3.   Expectativas e gestão de crise em startups brasileiras e alemãs de diversos setores

Impactos nas startups brasileiras em geral, e nas healthtechs

O relatório Impactos e Desafios da Covid-19 nas startups brasileiras⁴ elaborado pela consultoria Liga Insights em abril de 2020 traça um panorama inicial da situação e das decisões imediatas das startups brasileiras no cenário de pandemia. O método utilizado foi um formulário eletrônico direcionado para profissionais de startups de diversas áreas. Em vista disso, os resultados apresentados são posições e estimativas por parte desses profissionais.

Em termos de impacto na receita mensal, os entrevistados se mostram despreocupados, uma vez que mais da metade não acredita que suas receitas serão reduzidas. Além disso, 57% dos entrevistados acreditam que o número de clientes tende a se manter ou até mesmo aumentar, e 75% creem que o número de funcionários não sofrerá impactos negativos. Essa lógica se fecha por acharem que vão retomar seus negócios rapidamente, dado que 42% afirmam precisar de até três meses para se recuperar. Embora os profissionais apresentem segurança, vale ressaltar que 33% das startups possui disponibilidade de caixa apenas para três meses.

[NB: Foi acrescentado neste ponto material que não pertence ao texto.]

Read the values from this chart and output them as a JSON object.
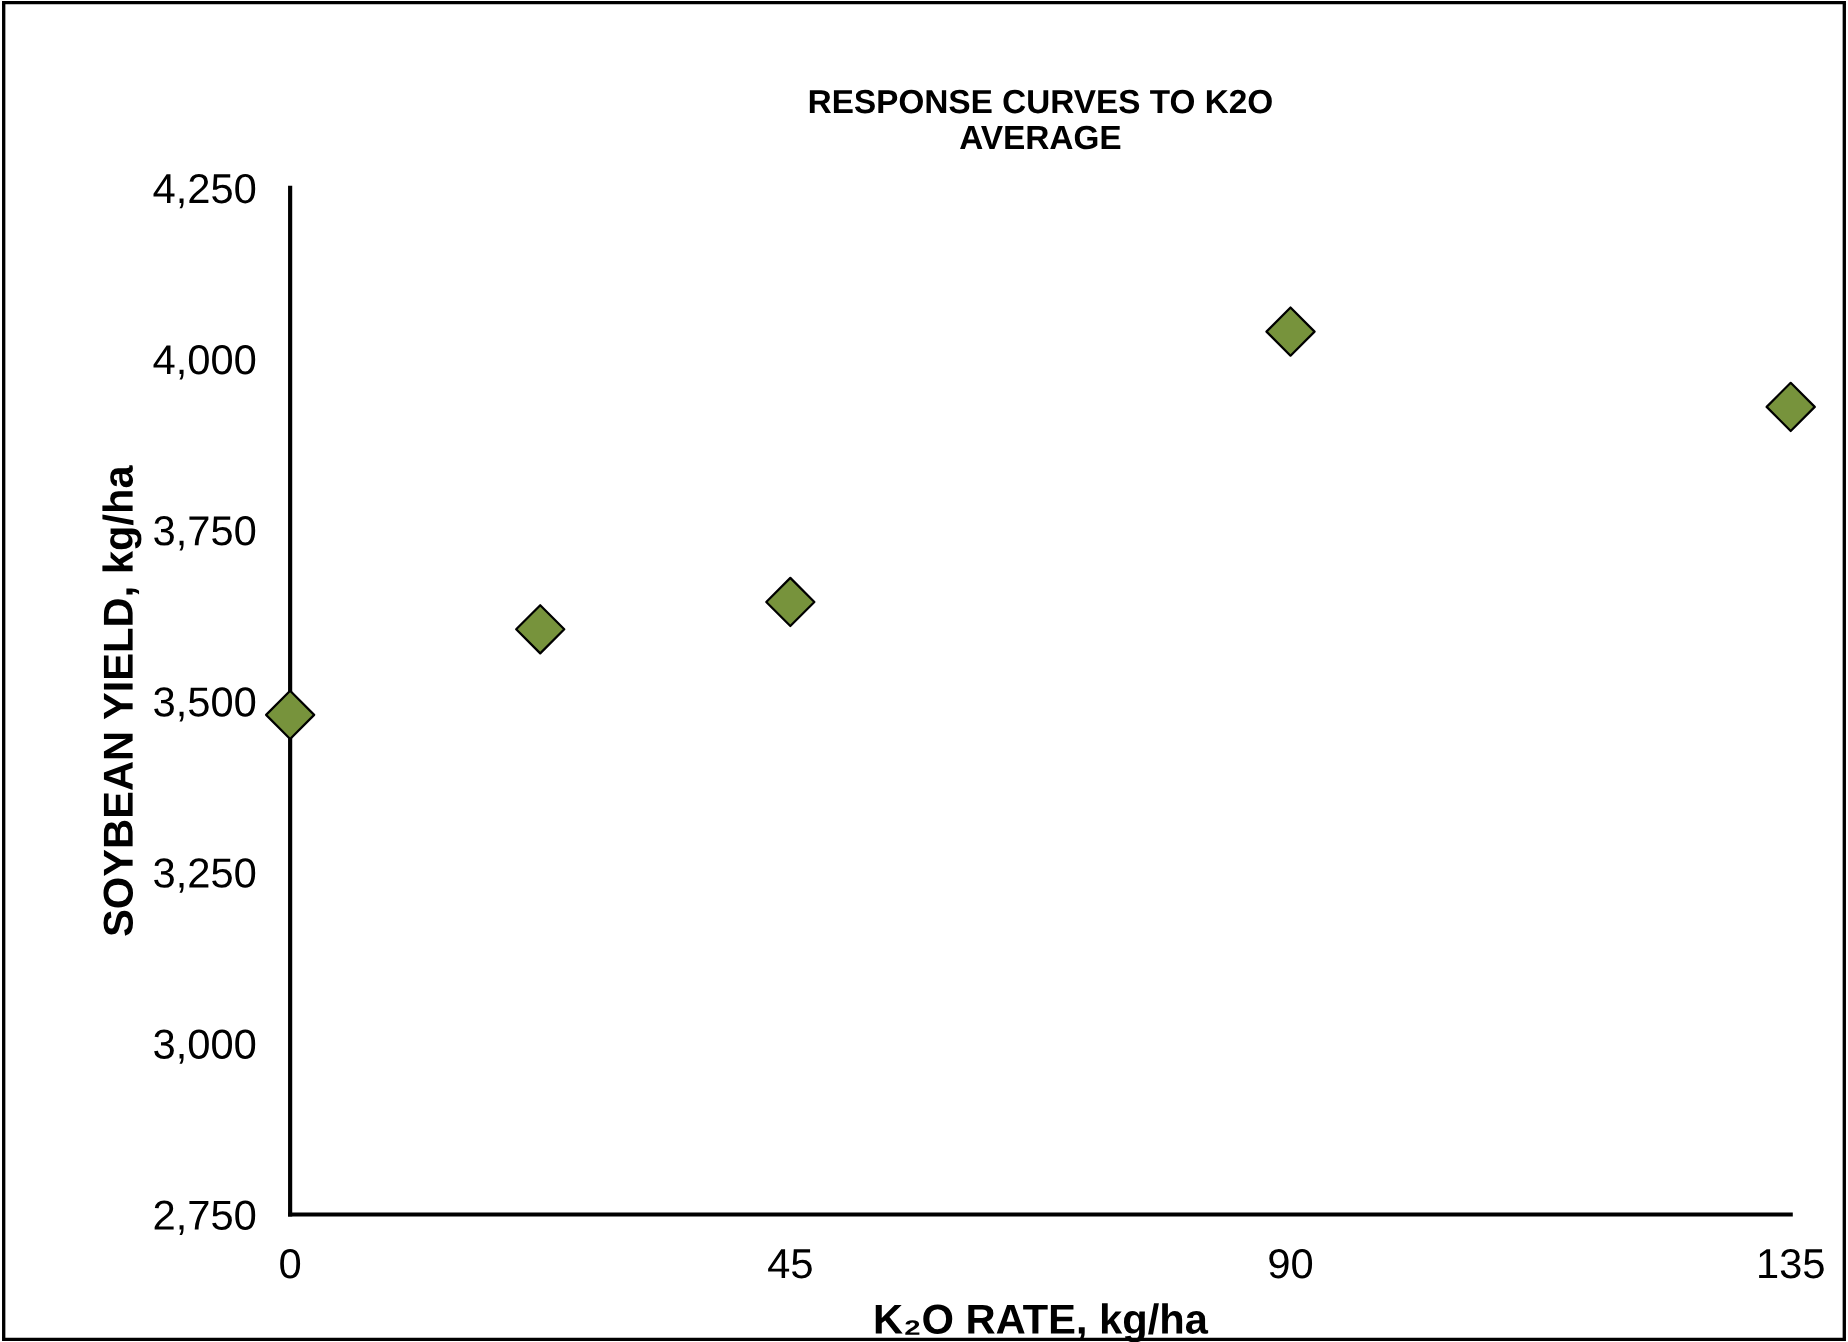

No caso específico das healthtechs, as posições convergem no geral. Com relação ao impacto na receita, mais de 60% acreditam que será neutro ou positivo, assim como em relação ao número de clientes e de colaboradores. Isso é justificado visto que 59% dos entrevistados afirmam precisar de até três meses de retomada.

Em suma, parece existir uma mesma lógica de pensamento, de que a mudança é inevitável, porém quando o cenário se normalizar, poderão se recuperar rapidamente. Ainda que seja um cenário de incertezas, podemos concluir que diretores e fundadores apresentam uma posição positiva quanto à situação.

Desafios e Respostas das Startups Alemãs

No artigo Startups in Times of Crisis – A Rapid Response to the Covid-19 Pandemic, elaborado por pesquisadores da Universidade de Hohenheim, Alemanha, os autores entrevistaram fundadores de startups, investidores e outros indivíduos relacionados ao ecossistema de inovação (como membros de associações e aceleradoras) com o objetivo de observar a situação atual dessas empresas em relação à crise de Covid-19. A partir das respostas, foi possível reunir os principais desafios e as atitudes que estes atores estão adotando para lidar com eles.

Quanto aos desafios, observa-se que se trata de um momento de bastante ansiedade e há uma sensação forte de incerteza, onde os entrevistados mencionam mudanças e nova informações surgindo a cada dia. Também há muita preocupação com investimentos e o futuro das startups. Alguns temem ter que fechar suas firmas por falta de investimento ou faturamento, com o risco de rodadas de financiamento serem canceladas.

A adaptação do modelo de negócios parece ser o método de resposta à crise mais utilizado pelos empreendedores. Um funcionário de uma aceleradora destacou que tem visto um número grande de startups redirecionando suas tecnologias para tópicos relacionados à Covid-19. Outras respostas incluem: medidas internas para manutenção da saúde financeira, como redução de custos; menor carga horária de trabalho (reduzindo proporcionalmente salários); corte de verba de certos setores em detrimento de outros; busca de apoio e troca de conhecimentos com a comunidade de startup.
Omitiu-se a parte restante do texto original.